2021 CILIP Carnegie Medal longlist (alphabetical by author surname):
- Clap When You Land by Elizabeth Acevedo (Hot Key Books)
- The Girl Who Speaks Bear by Sophie Anderson, illustrated by Kathrin Honesta (Usborne)
- The Space We’re In by Katya Balen, illustrated by Laura Carlin (Bloomsbury)
- The Short Knife by Elen Caldecott (Andersen Press)
- The Girl Who Became A Tree by Joseph Coelho, illustrated by Kate Milner (Otter-Barry Books)
- Beverly, Right Here by Kate DiCamillo (Walker Books)
- Furious Thing by Jenny Downham (David Fickling Books)
- Pet by Akwaeke Emezi (Faber)
- On Midnight Beach by Marie-Louise Fitzpatrick (Faber)
- Deeplight by Frances Hardinge (Macmillan Children’s Books)
- And The Stars Were Burning Brightly by Danielle Jawando (Simon & Schuster)
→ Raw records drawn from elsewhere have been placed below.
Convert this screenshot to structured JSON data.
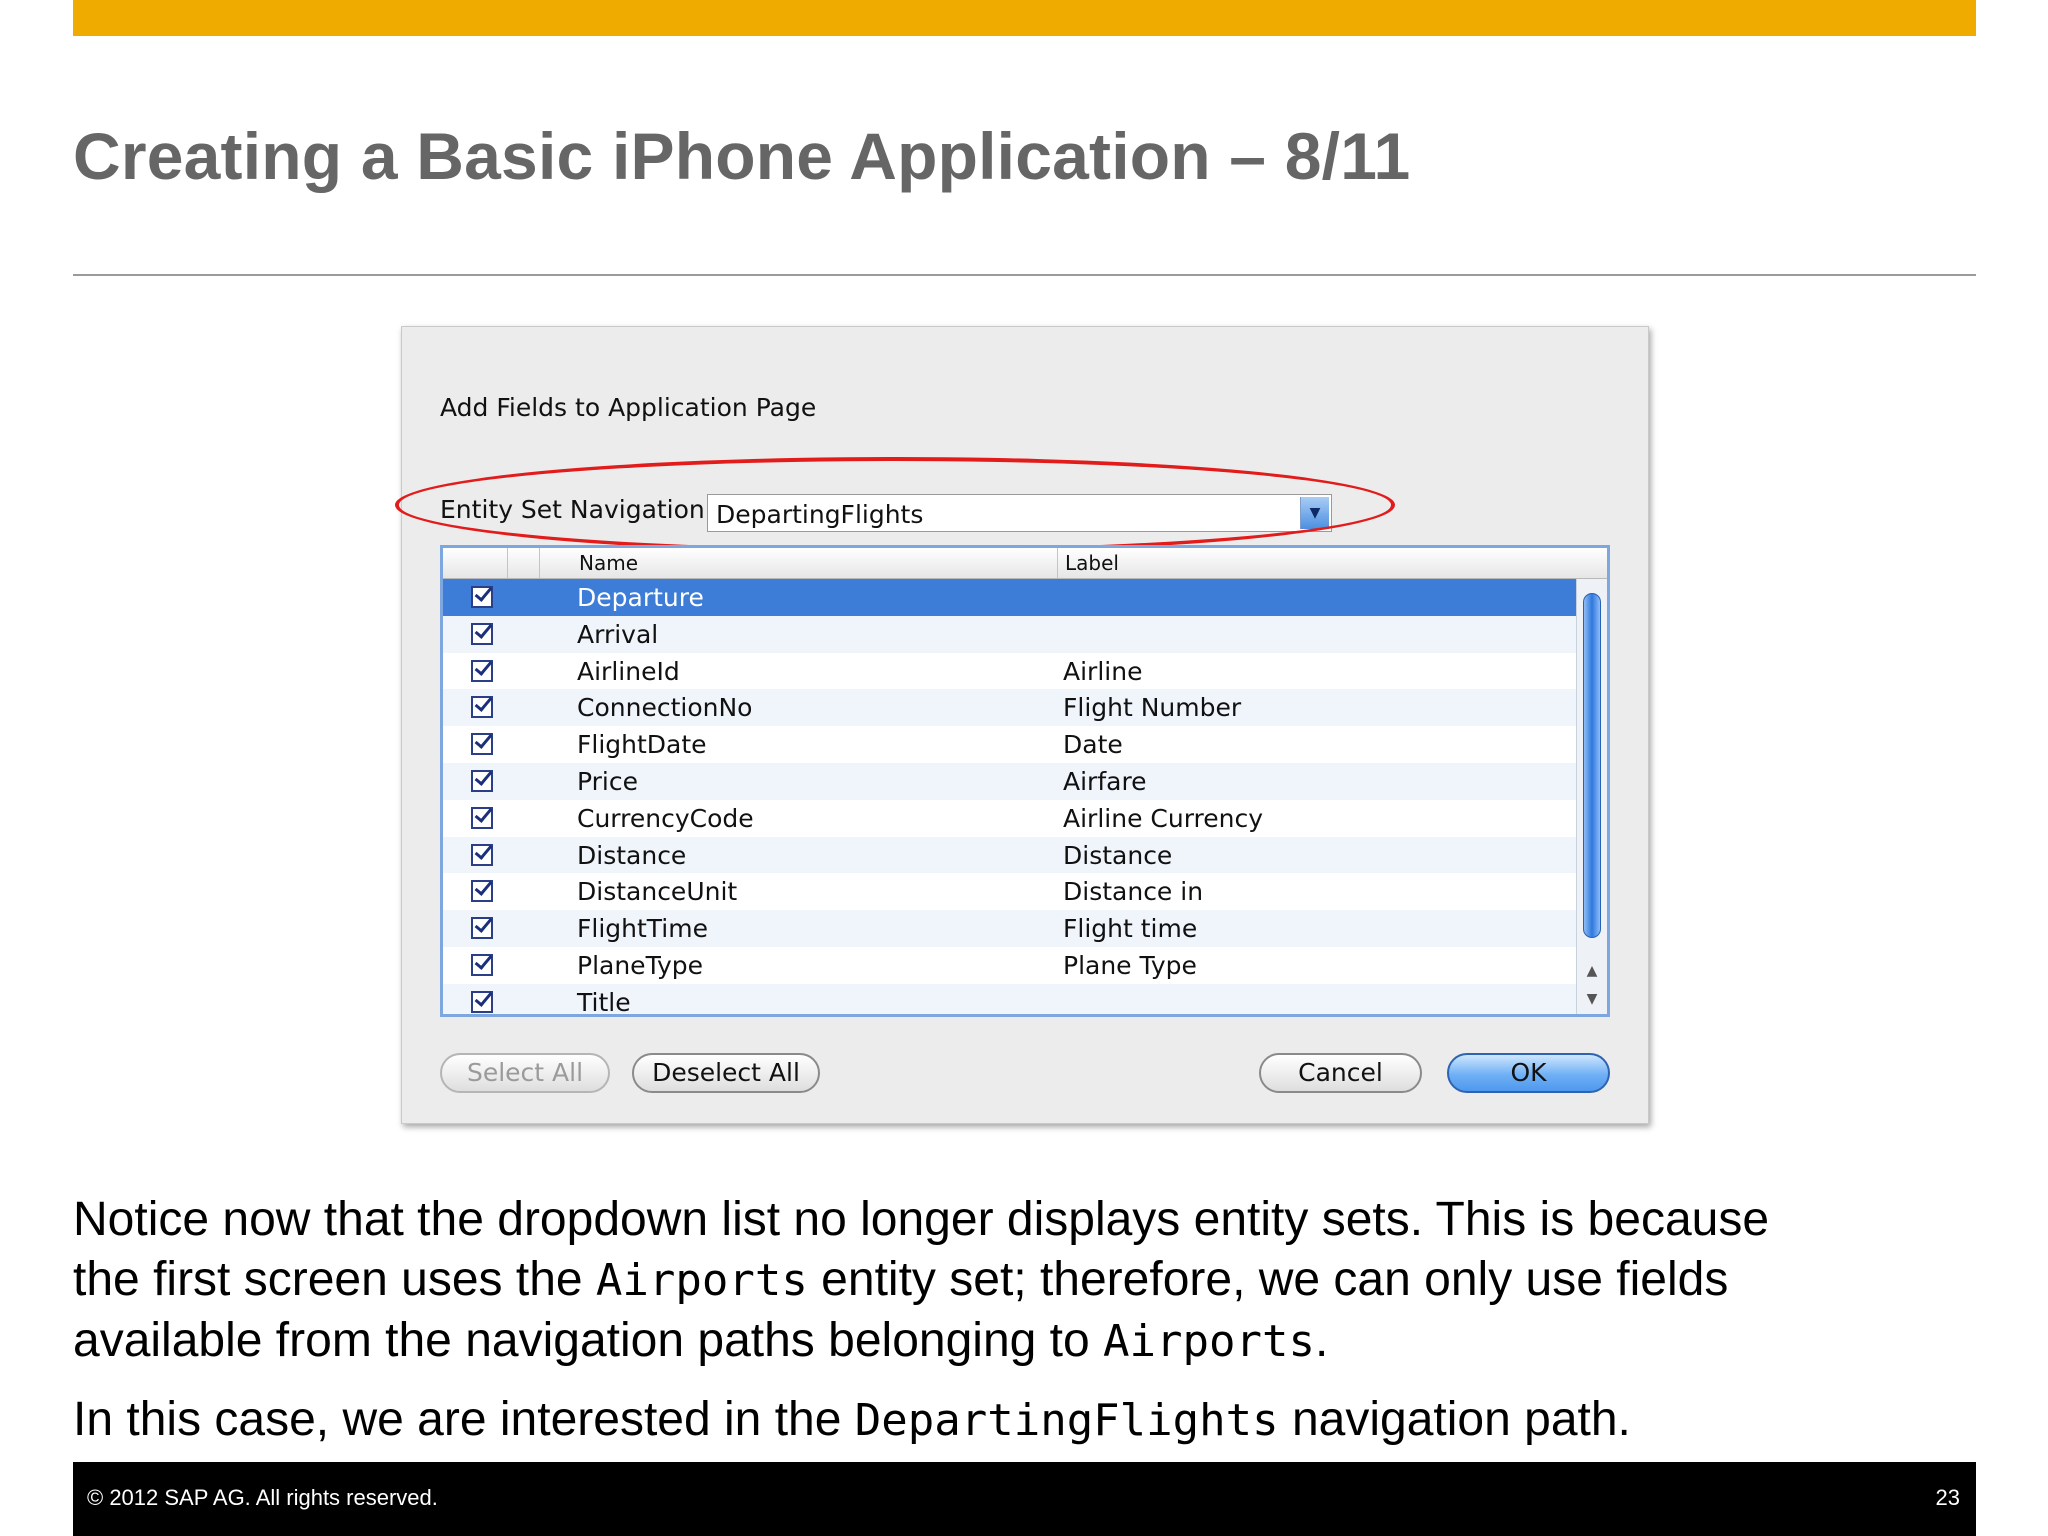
{
  "slide": {
    "title": "Creating a Basic iPhone Application – 8/11"
  },
  "dialog": {
    "title": "Add Fields to Application Page",
    "entity_set_label": "Entity Set Navigation:",
    "entity_set_value": "DepartingFlights",
    "columns": {
      "name": "Name",
      "label": "Label"
    },
    "rows": [
      {
        "name": "Departure",
        "label": "",
        "checked": true,
        "selected": true
      },
      {
        "name": "Arrival",
        "label": "",
        "checked": true,
        "selected": false
      },
      {
        "name": "AirlineId",
        "label": "Airline",
        "checked": true,
        "selected": false
      },
      {
        "name": "ConnectionNo",
        "label": "Flight Number",
        "checked": true,
        "selected": false
      },
      {
        "name": "FlightDate",
        "label": "Date",
        "checked": true,
        "selected": false
      },
      {
        "name": "Price",
        "label": "Airfare",
        "checked": true,
        "selected": false
      },
      {
        "name": "CurrencyCode",
        "label": "Airline Currency",
        "checked": true,
        "selected": false
      },
      {
        "name": "Distance",
        "label": "Distance",
        "checked": true,
        "selected": false
      },
      {
        "name": "DistanceUnit",
        "label": "Distance in",
        "checked": true,
        "selected": false
      },
      {
        "name": "FlightTime",
        "label": "Flight time",
        "checked": true,
        "selected": false
      },
      {
        "name": "PlaneType",
        "label": "Plane Type",
        "checked": true,
        "selected": false
      },
      {
        "name": "Title",
        "label": "",
        "checked": true,
        "selected": false
      }
    ],
    "buttons": {
      "select_all": "Select All",
      "deselect_all": "Deselect All",
      "cancel": "Cancel",
      "ok": "OK"
    }
  },
  "body": {
    "p1_line1": "Notice now that the dropdown list no longer displays entity sets.  This is because",
    "p1_line2_a": "the first screen uses the ",
    "p1_line2_code": "Airports",
    "p1_line2_b": " entity set; therefore, we can only use fields",
    "p1_line3_a": "available from the navigation paths belonging to ",
    "p1_line3_code": "Airports",
    "p1_line3_b": ".",
    "p2_a": "In this case, we are interested in the ",
    "p2_code": "DepartingFlights",
    "p2_b": " navigation path."
  },
  "footer": {
    "copyright": "©  2012 SAP AG. All rights reserved.",
    "page_number": "23"
  },
  "colors": {
    "accent_bar": "#f0ab00",
    "title_text": "#666666",
    "selection": "#3d7dd8",
    "highlight_ring": "#e21b1b"
  }
}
- In The Key Of Code by Aimee Lucido (Walker Books)
- Run, Rebel by Manjeet Mann (Penguin Random House Children’s)
- The Deathless Girls by Kiran Millwood Hargrave (Orion)
- Burn by Patrick Ness (Walker Books)
- After The War by Tom Palmer (Barrington Stoke)
- Look Both Ways by Jason Reynolds (Knights Of)
- The Fountains Of Silence by Ruta Sepetys (Penguin Random House Children’s)
- Somebody Give This Heart A Pen by Sophia Thakur (Walker Books)
- Echo Mountain by Lauren Wolk (Penguin Random House Children’s)
So what are the books that will top my list of next reads between now and the announcement of the shortlist? In no particular order
- The Girl Who Speaks Bear, Sophie Anderson – which sounds divine and “interwoven with traditional stories of bears, princesses and dragons, Yanka’s journey is a gorgeously lyrical adventure” – and I still want to read The House wtih Chicken Legs
- The Deathless Girls, Kiran Millwood Hargrave – Dracula’s vampire wives brought to the fore
- The Girl Who Became A Tree, Joseph Coelho – a modern poetic retelling of the myth of Daphne’s transformation into a laurel tree
- The Short Knife, Elen Caldecott, exploring Saxon Britain and the evolution of its languages
- The Fountains Of Silence, Ruta Sepetys on the strength of Between Shades of Gray
Hmmm… I do still seem to be avoiding the two books I already own: Clap When You Land and And The Stars Were Burning Brightly. Again, these are the ones addressing loss head-on.